While we have a matrix with several relevant combinations, we have not performed such tests at the scale proposed, where we use real environments and seed them on the fly with a lot of generated data.
Generating data at this scale can bring unforeseen performances of the testing setup.
Goal
This setup targets a smaller registry size to experiment and fine-tune first assumptions. That should leave us better prepared for bigger setups and forecast costs.
If you do not feel the purpose of this issue matches one of the types, you may apply the typeignore label to exclude it from type tracking metrics and future prompts.
Used GET to deploy a 1K Reference Architecture. The instance was configured successfully under a domain and using HTTPS with S3.
The Seeder instance AMI: Amazon Linux, m5.large instance type was deployed and configured. Installed docker and performed sanity testing with a basic 1 GiB script.
@hswimelar what is the best way to have insight on the container registry size after running the seeder? and after running registry database import config.yml where can I find relevant logs?
@svistas after running the seeder, looking at the underlying bucket size should determine how much actual storage was consumed by the script.
The import command logs to stdout and will report summaries for each step with log entries containing the word "complete". The import also ends with a summary line.
Test flight executed on AWS successfully Using the Container Registry Seeder to model the seeding using several EC2 instances. The project aims to make the seeding process as seamless and automated as possible.

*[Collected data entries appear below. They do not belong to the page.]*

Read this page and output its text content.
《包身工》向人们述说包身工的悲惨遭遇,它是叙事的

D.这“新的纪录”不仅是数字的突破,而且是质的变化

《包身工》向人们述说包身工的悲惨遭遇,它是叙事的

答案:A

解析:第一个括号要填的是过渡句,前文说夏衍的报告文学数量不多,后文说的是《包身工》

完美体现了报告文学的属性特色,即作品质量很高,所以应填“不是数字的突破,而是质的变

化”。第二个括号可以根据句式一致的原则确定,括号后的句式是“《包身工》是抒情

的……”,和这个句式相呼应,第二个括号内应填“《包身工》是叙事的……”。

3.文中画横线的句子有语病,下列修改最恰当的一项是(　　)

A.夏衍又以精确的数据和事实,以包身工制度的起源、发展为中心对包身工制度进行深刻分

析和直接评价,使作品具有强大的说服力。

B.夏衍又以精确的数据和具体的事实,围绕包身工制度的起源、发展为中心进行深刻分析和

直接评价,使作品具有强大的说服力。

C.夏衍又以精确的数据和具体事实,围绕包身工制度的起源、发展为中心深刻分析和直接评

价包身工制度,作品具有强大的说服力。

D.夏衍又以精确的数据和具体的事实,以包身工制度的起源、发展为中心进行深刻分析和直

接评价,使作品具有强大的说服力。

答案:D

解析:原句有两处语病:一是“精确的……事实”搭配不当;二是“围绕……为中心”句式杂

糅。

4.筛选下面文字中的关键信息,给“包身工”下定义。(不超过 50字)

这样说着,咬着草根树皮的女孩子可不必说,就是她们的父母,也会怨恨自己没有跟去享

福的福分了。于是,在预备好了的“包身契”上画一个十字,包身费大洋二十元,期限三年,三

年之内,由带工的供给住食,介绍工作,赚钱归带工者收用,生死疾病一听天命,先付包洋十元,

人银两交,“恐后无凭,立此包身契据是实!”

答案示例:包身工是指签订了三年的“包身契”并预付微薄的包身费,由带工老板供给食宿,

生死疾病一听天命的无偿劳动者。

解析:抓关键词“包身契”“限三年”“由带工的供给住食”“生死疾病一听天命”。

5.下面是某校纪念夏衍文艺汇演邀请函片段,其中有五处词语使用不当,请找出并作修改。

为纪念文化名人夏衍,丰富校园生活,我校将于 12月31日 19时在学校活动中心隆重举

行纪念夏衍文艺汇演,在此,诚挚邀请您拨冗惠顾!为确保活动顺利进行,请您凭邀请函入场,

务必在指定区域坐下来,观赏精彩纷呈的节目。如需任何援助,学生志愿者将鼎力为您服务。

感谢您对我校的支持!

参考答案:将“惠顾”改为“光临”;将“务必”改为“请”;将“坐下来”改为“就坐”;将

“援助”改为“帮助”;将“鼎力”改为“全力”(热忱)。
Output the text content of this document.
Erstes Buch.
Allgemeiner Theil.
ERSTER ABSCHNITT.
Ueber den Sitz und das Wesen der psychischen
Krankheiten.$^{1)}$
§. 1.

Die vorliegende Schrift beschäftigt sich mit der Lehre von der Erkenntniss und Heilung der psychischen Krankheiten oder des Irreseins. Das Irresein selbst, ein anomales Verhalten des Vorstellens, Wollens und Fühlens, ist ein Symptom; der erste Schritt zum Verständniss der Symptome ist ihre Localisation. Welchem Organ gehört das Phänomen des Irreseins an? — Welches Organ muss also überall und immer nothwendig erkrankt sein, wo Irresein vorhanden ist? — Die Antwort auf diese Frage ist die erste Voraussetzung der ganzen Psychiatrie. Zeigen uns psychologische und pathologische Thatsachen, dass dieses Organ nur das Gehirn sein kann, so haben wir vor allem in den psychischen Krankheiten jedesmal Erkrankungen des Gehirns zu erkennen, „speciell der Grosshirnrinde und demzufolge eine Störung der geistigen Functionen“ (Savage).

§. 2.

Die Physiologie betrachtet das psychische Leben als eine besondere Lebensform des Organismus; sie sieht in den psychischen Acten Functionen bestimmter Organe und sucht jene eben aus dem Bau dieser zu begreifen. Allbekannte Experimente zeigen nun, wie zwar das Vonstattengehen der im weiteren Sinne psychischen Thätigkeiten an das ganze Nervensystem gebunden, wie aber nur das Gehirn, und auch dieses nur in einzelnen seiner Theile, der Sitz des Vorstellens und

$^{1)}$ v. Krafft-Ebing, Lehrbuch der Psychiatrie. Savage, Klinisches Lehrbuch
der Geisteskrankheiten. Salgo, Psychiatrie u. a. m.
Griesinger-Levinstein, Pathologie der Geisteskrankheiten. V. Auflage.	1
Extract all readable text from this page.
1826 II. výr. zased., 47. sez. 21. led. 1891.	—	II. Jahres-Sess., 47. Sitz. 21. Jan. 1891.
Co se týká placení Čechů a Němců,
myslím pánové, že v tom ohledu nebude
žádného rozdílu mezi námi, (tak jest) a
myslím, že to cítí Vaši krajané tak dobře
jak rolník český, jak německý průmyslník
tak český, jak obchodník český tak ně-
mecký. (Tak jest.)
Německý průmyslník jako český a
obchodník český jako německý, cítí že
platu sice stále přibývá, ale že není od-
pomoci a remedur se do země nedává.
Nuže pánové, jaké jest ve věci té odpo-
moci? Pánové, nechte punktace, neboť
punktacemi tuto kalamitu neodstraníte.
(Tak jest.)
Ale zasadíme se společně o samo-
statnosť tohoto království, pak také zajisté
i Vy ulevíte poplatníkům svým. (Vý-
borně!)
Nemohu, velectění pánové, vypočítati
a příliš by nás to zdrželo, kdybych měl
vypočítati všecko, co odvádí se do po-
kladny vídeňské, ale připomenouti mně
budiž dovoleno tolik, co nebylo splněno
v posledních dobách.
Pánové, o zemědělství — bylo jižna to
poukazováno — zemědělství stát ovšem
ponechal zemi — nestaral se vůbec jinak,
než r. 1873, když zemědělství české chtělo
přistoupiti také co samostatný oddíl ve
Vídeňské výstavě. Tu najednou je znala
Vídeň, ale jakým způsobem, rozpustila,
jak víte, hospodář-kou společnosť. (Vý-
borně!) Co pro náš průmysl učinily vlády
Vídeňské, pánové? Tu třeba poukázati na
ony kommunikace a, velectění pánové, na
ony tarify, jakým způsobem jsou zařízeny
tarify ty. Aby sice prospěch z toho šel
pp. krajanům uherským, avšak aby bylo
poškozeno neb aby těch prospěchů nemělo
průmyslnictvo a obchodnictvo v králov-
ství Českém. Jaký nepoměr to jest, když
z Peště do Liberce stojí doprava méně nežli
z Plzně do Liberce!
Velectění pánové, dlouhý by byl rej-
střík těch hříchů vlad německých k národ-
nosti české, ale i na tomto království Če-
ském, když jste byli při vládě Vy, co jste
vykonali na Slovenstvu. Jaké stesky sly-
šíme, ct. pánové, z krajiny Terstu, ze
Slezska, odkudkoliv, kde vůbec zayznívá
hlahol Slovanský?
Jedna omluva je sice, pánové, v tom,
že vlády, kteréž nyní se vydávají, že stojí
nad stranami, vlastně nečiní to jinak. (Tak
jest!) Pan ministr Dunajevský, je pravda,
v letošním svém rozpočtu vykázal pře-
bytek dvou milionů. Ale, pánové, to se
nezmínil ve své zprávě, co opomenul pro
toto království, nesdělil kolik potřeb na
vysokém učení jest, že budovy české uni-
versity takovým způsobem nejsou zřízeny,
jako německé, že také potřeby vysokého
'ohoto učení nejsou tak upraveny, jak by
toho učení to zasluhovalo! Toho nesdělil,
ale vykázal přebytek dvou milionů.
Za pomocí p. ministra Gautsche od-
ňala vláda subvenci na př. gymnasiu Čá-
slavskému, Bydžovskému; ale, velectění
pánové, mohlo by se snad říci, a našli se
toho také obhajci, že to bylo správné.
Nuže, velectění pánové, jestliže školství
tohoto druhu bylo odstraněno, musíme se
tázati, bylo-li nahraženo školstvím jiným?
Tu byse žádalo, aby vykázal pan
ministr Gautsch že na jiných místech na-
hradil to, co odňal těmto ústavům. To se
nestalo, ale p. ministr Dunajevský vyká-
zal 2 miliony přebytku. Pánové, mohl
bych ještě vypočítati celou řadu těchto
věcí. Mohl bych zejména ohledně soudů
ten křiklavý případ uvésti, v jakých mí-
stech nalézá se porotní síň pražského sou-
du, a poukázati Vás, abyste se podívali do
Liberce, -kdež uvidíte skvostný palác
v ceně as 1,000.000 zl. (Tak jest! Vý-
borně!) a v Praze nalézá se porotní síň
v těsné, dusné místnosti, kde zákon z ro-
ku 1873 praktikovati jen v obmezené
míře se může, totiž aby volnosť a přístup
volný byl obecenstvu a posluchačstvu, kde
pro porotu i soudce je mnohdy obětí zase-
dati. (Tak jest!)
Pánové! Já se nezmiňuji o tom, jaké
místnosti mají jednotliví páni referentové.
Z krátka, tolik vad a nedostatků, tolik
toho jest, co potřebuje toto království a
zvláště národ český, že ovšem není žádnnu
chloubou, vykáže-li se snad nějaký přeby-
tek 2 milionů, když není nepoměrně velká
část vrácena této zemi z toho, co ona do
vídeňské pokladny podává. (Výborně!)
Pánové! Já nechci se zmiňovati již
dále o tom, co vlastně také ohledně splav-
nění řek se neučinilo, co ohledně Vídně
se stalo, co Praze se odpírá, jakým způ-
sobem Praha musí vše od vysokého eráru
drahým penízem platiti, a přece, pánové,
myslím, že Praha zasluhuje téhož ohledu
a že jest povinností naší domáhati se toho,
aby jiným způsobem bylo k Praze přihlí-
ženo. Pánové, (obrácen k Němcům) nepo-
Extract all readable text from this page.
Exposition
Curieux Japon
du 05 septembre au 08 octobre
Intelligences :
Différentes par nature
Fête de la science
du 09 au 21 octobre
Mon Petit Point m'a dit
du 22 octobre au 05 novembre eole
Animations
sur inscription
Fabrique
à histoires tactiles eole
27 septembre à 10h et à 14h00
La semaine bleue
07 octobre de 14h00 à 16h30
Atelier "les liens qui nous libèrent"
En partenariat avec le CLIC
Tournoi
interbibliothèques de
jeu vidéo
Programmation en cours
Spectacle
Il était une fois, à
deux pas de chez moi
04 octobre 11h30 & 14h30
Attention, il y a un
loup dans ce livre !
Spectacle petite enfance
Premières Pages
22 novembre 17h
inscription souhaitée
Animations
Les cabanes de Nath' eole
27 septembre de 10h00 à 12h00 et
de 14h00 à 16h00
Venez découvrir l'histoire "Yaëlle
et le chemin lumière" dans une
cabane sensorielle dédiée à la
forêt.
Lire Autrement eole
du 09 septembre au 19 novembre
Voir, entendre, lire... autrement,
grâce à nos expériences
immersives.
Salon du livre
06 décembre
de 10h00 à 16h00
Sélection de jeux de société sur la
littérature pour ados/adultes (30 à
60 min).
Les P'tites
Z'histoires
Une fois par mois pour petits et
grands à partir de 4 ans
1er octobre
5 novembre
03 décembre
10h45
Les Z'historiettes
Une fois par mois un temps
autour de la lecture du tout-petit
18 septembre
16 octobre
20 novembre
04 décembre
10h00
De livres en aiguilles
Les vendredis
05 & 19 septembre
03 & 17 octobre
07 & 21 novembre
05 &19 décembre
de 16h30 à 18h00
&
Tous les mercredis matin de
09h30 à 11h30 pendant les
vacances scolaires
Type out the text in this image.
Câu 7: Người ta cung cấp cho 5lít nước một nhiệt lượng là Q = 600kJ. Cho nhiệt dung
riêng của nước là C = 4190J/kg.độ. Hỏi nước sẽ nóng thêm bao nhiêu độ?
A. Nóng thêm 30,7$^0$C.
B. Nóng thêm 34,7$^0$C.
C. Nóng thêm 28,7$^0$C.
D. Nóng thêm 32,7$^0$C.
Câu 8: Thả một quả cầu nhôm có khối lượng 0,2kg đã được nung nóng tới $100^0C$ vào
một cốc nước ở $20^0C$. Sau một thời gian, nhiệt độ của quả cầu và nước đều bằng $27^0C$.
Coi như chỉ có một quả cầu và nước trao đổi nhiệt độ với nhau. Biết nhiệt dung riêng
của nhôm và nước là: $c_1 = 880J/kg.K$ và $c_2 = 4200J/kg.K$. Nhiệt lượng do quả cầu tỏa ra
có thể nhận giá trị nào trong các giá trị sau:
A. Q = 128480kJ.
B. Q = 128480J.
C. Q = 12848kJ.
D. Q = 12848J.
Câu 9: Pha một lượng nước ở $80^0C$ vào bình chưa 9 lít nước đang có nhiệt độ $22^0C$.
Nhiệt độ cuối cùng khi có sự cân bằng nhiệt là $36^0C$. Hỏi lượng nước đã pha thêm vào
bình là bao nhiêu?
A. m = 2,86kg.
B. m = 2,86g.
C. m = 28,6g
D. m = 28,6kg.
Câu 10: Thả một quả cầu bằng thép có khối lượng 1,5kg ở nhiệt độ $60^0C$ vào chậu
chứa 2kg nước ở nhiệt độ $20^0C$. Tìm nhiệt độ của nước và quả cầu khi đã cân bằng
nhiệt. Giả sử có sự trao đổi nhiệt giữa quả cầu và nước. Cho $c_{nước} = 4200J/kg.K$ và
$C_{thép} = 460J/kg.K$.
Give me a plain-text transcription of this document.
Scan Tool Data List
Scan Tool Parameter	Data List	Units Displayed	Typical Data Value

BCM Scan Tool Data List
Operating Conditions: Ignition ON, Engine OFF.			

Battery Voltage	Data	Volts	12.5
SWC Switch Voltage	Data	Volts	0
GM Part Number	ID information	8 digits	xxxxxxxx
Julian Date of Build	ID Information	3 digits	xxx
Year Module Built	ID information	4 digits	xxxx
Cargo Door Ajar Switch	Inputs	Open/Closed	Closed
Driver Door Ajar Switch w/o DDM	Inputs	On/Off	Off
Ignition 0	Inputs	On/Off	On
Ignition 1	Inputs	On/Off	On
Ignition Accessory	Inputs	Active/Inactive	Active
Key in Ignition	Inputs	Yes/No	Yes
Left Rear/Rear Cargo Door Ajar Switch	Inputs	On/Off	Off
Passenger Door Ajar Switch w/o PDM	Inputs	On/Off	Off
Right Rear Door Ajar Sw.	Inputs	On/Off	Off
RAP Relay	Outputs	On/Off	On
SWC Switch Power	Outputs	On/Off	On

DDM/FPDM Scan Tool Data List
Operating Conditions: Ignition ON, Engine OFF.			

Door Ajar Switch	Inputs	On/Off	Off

The test flight on GCP was concluded. It took a bit longer to go over the Reference Architecture for 1K using GET, but now we have the Container Registry Seeder tool fully adjusted to support AWS and GCP and scale to much bigger loads
Results
In 21 minutes, and 39 seconds of seeding time: for 400 images, 1 tag each, size of image of 3.24 MB, 5 layers per manifest, 2259 blobs with 5 layers, 7685 objects on a GCS bucket size of 4.2 MiB the migration tool, using one-step import approach, took 0 hours, 31 minutes, and approximately 23 seconds.
Next Steps
We are now in a position to play and scale to fine-tune the model we have discussed and understand the results.
@hswimelar Yep, and using the same GitLab instance references so not much difference in machine setup there either I am currently using a dev database that is defined for the local setup (docs) should we use something else or the result difference would not be significant?
I am currently using a dev database that is defined for the local setup (docs) should we use something else or the result difference would not be significant?
@svistas Depending on how particular we wanted to be, we should probably attempt to replicate these results with the same setup to see if we consistently get these times, and we should also get a reference for using a cloud database.
My prediction is that the object storage is going to be the bottleneck, but it's possible that the location of the database makes an appreciable difference, especially as we import larger instances.
We should also publish the regions we use for these cloud providers and also where the import process is running relative to the object storage as well as the database.